Mon grand-père Eliahou, un socialiste juif radical d’origine russe, m’a donné mon prénom, Amos, en hommage au Livre d’Amos, dans l’Ancien Testament : « C’est parce que vous avez foulé le misérable, et que vous avez pris de lui du blé en présent. Vous avez bâti des maisons en pierres de taille, mais vous ne les habiterez pas. Vous avez planté d’excellentes vignes, mais vous n’en boirez pas le vin. Car, je le sais, vos crimes sont nombreux, vos péchés se sont multipliés. Vous opprimez le juste, vous recevez des présents. Et vous violez à la porte le droit des indigents. Car c’est un temps de malheur. Recherchez le bien et non le mal, afin que vous viviez » (Amos 5, 11-14).

Les atrocités barbares perpétrées par le Hamas le 7 octobre sont impardonnables. Il n’y a aucune raison de violer des femmes, de brûler des gens vivants. Rien ne peut justifier de tels crimes, pas même un mouvement de libération nationale. Je ne conseillerais pas à mes amis palestiniens de vivre sous le régime du Hamas, sans droits pour les femmes, pour les LGBT ou pour les chrétiens d’Orient. Le cycle morbide actuel donne envie de pleurer.

Aujourd’hui, un rituel terrifiant s’est mis en place, avec des bombardements, le gaspillage de vies humaines et de toutes les ressources de cette région, pour un conflit militaire, encore et encore. Et l’immense tragédie pour les civils palestiniens de Gaza.
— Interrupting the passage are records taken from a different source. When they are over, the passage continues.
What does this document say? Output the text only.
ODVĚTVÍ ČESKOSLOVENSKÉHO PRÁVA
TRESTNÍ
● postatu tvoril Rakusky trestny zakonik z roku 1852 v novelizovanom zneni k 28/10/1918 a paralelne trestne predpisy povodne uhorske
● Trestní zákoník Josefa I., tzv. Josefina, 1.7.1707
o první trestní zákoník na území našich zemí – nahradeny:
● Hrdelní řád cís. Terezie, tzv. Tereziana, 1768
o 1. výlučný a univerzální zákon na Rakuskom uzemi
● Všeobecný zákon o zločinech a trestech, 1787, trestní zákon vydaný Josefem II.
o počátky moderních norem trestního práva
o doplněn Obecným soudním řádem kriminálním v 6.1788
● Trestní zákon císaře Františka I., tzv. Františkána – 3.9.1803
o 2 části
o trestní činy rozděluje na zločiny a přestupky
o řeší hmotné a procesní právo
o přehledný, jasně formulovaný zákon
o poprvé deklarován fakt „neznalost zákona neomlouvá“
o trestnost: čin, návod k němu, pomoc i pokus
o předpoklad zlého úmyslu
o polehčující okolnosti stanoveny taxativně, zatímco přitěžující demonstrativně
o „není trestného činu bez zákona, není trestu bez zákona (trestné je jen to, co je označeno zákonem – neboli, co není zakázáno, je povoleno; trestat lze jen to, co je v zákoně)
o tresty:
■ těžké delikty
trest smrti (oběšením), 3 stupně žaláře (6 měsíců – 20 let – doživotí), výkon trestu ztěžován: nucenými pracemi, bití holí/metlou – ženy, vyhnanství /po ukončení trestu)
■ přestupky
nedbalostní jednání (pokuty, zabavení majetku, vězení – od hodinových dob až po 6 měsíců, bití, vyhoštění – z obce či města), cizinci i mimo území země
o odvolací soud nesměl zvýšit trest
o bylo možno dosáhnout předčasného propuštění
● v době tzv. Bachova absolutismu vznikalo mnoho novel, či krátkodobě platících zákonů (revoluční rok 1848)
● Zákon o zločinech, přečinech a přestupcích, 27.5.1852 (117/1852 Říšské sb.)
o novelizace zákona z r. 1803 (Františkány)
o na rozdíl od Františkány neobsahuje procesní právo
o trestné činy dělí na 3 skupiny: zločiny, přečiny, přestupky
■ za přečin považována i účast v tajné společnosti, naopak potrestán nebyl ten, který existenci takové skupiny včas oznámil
Le gouvernement israélien actuel de Netanyahou et ses alliés d’extrême droite et ultraorthodoxes pensent que le conflit peut être résolu par la force. Mais il n’y aura jamais de solution permanente sans un dialogue approfondi prenant en compte les droits légitimes des deux parties. 

Traduction par Sylvain cypel

* J’ai pris la traduction des Éditions Sinaï. Il y en a tant, il fallait bien en choisir une (N.d.l.a.).